Anyone who uses the internet has likely been bombarded by the ongoing Miley Cyrus vs. Sinead O’Connor feud. Generally, I avoid any and all “celebrity news”, but O’Connor’s fourth open letter does a lot in the way of protecting mental illness sufferers, so I thought I should bring it to attention.
A brief summary of interactions thus far: O’Connor penned an open letter to Cyrus, showing great concern for her, and pleading with her to stop “prostituting” herself for the anti-feminist music industry. Basically, she said that the people who care about you will tell you not to grind against your co-performer, make extremely suggestive movements and gestures, and refuse to keep your tongue in your mouth for more than sixty seconds. Cyrus proceeded to post old “tweets” from O’Connor two years ago when she was desperately seeking psychological help and begging for help from anyone who knew a doctor who could see her in Dublin. Cyrus said, “Before Amanda Bynes, there was…….” and “LOL”, implying that both Bynes and O’Connor have mental health issues and that this is something funny that should be mocked. O’Connor responded with several passionate letters, the most recent of which being my favorite.
O’Connor writes, “Until you exposed me (and Amanda Bynes) to abuse on the grounds of my having sought help (extremely coherently) to save my life, when experiencing suicidal compulsion as a side effect of a medication called Tegretol, I had no problem with you whatsoever.”
She encourages Cyrus to make an “apology to all sufferers of mental health difficulties and all those who have had experience of suicidal feelings or have been affected by suicide.”
She then shares some statistics about the prevalence of suicide as a cause of death for young people in America, young people who make up Cyrus’ fan base.
“You’ve acknowledged most of your fans are “very young”. You might therefore consider being careful regarding what signals you send those of them who may be feeling suicidal and would now be afraid to say so.”
“Bullying of those perceived mistakenly or otherwise to be mentally ill causes death. Period.” Bullying of any kind can result in suicide. Bullying of people who are already having mental health issues? Very, very bad.
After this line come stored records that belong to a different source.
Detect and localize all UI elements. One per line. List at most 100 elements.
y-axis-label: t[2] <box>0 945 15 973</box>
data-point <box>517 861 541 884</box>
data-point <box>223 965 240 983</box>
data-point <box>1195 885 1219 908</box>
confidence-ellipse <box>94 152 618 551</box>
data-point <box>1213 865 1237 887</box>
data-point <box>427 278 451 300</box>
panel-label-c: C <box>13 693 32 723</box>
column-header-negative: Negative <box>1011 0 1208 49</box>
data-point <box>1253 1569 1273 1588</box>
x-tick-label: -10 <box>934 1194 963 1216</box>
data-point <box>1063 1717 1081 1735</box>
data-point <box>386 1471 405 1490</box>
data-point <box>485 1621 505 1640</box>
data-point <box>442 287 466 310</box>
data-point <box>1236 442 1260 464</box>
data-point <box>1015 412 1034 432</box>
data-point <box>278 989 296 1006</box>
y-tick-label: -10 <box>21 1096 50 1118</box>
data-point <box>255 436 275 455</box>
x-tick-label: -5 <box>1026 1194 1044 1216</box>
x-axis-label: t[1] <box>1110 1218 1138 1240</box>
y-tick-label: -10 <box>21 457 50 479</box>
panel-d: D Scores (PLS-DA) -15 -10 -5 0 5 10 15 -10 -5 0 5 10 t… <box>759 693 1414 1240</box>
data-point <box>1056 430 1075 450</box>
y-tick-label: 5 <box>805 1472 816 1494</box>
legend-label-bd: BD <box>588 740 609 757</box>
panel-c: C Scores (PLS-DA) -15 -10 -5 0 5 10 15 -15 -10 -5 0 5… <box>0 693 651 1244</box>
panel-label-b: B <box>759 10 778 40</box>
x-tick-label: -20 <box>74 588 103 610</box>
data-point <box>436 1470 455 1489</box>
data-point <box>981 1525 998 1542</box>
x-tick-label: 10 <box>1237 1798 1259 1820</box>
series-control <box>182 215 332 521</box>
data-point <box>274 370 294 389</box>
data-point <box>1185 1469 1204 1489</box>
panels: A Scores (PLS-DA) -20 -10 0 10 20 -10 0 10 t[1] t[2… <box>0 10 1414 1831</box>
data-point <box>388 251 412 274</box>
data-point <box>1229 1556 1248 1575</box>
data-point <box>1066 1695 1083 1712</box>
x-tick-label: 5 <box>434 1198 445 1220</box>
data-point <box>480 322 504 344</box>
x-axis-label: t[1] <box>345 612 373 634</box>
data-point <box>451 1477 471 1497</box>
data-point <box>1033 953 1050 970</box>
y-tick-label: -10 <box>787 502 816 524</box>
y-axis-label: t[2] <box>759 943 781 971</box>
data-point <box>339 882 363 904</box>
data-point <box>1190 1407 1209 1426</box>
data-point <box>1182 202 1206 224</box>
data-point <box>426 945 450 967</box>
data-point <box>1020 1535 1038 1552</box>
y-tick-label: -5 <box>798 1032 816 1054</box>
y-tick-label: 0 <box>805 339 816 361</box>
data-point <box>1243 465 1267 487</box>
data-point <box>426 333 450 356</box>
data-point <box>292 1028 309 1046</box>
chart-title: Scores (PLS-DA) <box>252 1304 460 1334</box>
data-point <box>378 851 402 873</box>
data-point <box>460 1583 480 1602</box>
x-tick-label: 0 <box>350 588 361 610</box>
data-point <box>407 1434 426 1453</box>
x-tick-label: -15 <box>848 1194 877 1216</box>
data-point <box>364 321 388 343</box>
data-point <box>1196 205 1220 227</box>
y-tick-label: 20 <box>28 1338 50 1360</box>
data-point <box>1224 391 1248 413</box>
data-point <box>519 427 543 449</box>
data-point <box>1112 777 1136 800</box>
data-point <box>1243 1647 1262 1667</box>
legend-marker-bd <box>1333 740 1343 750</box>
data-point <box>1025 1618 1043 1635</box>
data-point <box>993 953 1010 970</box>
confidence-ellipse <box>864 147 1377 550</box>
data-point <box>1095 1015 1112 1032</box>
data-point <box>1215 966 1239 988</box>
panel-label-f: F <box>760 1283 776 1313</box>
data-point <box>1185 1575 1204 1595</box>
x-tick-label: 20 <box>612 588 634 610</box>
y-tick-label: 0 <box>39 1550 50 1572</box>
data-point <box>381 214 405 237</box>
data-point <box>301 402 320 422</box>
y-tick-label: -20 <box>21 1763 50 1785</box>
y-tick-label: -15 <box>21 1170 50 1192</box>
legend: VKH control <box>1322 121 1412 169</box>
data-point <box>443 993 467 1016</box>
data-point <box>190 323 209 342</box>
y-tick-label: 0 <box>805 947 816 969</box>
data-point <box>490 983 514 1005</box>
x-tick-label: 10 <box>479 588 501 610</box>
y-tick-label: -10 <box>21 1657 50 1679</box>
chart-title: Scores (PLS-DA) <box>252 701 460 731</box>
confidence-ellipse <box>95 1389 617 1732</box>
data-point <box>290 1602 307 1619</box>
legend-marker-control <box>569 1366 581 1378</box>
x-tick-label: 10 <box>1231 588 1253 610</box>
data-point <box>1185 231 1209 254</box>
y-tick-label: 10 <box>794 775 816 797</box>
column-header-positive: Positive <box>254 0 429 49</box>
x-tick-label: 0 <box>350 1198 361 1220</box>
She writes that Cyrus has “made it difficult for young people who admire you and who may be suffering with mental health problems or suicidal ideation to feel they can be open and seek help,” and that “it is imperative that all suicidal people seek help.” If only all suicidal people sought help. So many families lose loved ones when they weren’t even aware that there was a major problem. The world is such a scary place to ask for help in, and even more so with bullies like Cyrus.
“Certainly there are people out there tonight who will choose to take their lives rather than admit they need help, because when people ask for help, the media and celebrities like yourself mock them.”
And my favorite:
“You’re entitled to disagree with people. But you’re not entitled to incite abuse of those perceived to be mentally ill.”
Having influence on young people is not something to be taken lightly. It is an opportunity to help encourage healthy, happy lifestyles. Unfortunately, some (not very talented) starlets throw care to the wind and end up hurting, rather than helping, these vulnerable demographics.